When asked what would help them decide, many said they needed even more “day in the life” content and more conversations with students and young professionals. At first, this could suggest building a platform to connect high schoolers with university students or to centralize that content.

But I was already there as a student, willing to talk, answer questions, and connect them with anyone in my network, and still almost no one engaged or reached out afterward. That made it clear that another platform would not solve the issue. We already have LinkedIn for access to people and social media for endless content.


The real barrier is not access, but the effort required to try, to engage, and to stay with discomfort long enough for clarity to form. So I designed an experimental experience that makes people to slow down and commit to answering questions, not for the sake of finishing or achieving anything, but simply for themselves.

The project emerged from a personal and research-driven realization: in the digital age, there is no shortage of information, yet we don’t know ourselves.
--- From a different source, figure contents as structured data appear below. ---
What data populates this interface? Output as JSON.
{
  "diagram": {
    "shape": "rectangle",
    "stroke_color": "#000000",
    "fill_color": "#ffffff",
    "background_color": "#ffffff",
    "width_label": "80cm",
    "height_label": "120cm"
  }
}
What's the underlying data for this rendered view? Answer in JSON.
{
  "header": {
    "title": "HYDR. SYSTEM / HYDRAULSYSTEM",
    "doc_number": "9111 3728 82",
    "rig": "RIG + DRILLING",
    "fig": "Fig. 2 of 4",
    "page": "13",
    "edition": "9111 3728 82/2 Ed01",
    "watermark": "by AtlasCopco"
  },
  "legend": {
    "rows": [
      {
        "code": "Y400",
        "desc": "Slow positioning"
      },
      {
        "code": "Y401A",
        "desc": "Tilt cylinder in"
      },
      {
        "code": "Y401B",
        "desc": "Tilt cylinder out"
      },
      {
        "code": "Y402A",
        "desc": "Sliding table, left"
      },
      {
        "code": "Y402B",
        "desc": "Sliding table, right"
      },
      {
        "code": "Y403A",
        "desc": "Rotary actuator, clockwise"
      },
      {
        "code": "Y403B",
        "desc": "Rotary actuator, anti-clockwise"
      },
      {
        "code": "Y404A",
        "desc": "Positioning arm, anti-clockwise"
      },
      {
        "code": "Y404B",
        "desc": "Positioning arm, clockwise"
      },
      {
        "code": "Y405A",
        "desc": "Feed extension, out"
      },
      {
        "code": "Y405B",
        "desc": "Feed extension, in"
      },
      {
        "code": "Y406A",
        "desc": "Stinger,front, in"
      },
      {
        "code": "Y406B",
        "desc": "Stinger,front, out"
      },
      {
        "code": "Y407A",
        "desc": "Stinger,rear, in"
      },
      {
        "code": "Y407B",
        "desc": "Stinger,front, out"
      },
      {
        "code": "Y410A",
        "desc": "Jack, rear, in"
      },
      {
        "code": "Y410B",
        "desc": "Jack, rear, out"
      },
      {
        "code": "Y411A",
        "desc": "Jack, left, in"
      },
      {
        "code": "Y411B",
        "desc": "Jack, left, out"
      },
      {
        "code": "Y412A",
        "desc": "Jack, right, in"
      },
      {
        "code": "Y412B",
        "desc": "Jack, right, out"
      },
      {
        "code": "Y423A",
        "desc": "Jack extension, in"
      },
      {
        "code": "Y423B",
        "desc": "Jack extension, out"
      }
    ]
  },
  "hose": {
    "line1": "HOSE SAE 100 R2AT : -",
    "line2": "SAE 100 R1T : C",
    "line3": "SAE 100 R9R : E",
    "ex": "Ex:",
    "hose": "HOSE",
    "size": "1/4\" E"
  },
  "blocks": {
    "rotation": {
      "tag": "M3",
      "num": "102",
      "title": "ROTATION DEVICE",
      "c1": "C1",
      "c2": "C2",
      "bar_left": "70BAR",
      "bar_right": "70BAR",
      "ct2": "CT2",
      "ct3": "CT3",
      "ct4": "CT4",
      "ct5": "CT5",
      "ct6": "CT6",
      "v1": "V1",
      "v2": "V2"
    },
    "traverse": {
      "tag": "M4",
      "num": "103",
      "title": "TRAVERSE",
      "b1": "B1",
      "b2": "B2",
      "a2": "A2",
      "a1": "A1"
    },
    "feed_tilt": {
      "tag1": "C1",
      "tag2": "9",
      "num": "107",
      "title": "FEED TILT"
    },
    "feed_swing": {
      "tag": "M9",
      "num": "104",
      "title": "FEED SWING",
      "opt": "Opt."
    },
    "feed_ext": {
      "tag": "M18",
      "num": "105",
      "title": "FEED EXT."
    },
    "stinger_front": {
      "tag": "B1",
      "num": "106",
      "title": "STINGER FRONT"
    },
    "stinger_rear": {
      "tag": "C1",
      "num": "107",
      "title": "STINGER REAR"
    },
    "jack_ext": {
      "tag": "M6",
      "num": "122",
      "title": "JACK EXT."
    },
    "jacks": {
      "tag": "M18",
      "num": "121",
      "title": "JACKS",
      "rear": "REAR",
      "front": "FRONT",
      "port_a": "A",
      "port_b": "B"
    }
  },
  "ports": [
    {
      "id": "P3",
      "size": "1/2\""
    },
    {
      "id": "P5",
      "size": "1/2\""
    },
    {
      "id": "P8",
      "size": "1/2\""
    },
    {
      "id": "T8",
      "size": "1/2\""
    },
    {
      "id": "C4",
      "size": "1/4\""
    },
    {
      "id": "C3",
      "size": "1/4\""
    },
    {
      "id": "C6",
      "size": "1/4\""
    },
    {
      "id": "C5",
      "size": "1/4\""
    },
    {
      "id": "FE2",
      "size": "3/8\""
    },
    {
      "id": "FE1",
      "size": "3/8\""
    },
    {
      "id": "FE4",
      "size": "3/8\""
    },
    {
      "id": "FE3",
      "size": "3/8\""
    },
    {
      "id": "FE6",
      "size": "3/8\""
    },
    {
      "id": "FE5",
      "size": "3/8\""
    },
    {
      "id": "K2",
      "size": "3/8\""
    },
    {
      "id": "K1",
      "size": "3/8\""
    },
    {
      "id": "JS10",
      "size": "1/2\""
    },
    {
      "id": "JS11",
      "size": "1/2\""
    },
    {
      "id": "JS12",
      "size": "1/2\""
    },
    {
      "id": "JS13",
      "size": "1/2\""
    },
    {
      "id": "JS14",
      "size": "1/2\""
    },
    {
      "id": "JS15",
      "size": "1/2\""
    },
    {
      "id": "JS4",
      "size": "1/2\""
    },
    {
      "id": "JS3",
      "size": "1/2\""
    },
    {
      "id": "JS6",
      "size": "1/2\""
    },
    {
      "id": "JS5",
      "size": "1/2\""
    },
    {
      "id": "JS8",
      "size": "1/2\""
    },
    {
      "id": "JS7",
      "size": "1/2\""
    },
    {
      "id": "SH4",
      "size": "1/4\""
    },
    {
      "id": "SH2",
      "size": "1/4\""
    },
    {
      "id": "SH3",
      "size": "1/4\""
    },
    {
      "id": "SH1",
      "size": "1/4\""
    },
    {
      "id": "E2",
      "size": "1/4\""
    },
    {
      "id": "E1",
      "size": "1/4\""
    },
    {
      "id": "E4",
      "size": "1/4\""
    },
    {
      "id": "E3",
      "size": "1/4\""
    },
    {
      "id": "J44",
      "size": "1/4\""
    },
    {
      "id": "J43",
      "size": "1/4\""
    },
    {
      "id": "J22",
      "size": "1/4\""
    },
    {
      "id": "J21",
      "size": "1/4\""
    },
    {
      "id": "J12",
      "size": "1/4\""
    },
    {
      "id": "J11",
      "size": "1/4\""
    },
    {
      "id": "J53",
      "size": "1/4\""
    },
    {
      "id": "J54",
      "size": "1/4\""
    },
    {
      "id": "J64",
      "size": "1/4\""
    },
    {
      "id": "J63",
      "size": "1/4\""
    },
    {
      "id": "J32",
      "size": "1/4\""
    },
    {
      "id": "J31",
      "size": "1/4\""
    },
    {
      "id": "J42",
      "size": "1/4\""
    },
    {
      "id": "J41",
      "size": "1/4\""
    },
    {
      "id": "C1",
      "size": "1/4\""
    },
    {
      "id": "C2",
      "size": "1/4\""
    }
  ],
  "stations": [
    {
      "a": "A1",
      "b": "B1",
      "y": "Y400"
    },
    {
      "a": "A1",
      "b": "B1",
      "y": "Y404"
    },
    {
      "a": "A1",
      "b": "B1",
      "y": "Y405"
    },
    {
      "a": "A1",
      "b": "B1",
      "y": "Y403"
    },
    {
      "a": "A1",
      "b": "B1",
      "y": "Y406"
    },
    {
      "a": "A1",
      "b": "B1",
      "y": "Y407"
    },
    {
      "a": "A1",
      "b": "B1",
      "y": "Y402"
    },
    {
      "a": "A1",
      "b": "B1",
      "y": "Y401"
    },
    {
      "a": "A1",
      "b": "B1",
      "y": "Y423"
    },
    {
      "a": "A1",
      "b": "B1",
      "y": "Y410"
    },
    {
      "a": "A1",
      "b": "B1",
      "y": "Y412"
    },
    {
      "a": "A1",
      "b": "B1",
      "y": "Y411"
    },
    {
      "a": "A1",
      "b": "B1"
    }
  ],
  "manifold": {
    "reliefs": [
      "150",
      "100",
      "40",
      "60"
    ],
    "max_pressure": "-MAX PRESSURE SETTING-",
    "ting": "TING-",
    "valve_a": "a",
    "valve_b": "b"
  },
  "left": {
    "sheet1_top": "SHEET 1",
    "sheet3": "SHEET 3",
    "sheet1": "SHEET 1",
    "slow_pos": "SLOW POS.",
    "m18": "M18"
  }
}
When someone enters, they are immersed in a seemingly endless sequence of progressively personal questions, with no ability to skip ahead or return to previous questions. Text editing is removed entirely; users cannot revise individual words and may only discard an entire “page” at once, emulating the nature of a typewriter.

Layouts are algorithmically generated and shift unpredictably, disrupting familiarity and preventing autopilot behavior. A visible timer reinforces the idea that thinking takes time and cannot be optimized away. Time is reframed not as progress toward completion, but as a commitment to sustained thought.

The interface is intentionally difficult, making hesitation, discomfort, and effort integral to the experience, and ultimately positioning leaving the experience as the most meaningful action a someone can take.

I designed an experimental experience that encourages people to slow down and sit with discomfort.

On mobile, the random layouts are preserved through a set of constraints that adapt to smaller screens and enable vertical scrolling. Interface elements remain algorithmically scattered rather than hierarchically ordered, requiring users to actively scroll and search to locate specific content.

The system treats leaving as the most meaningful interaction, hoping that people continue asking themselves questions after the experience.

Each question isolates a single tension, while related questions reappear later with increased pressure, allowing hesitation, self editing, and avoidance to surface over time. Topics are interleaved and the level of discomfort gradually increases, preventing users from settling into a rhythm or understanding where they are in the sequence.

While the experience appears open ended to the user, the system itself is carefully structured, making it possible to observe where individuals choose to stop and to measure how far into discomfort they were willing to go.

Deferred refuses to personalize and instead builds connection through anonymous traces of discomfort: long pauses, deleted pages, and quitting.

Unlike conventional platforms, Deferred has no interest in knowing who the user is in the ways modern systems usually do. It does not collect identities, preferences, or profile-like data to personalize content. The system does not care who they are or what they write. It exists only to make them confront themselves.

This logic carries into the community layer, where the platform shows only what other systems hide: long pauses, deleted pages, and abandoned sessions from anonymous users. Instead of connecting people through success, identity, or status, Deferred connects them through mistakes and friction, making it easier to relate to strangers.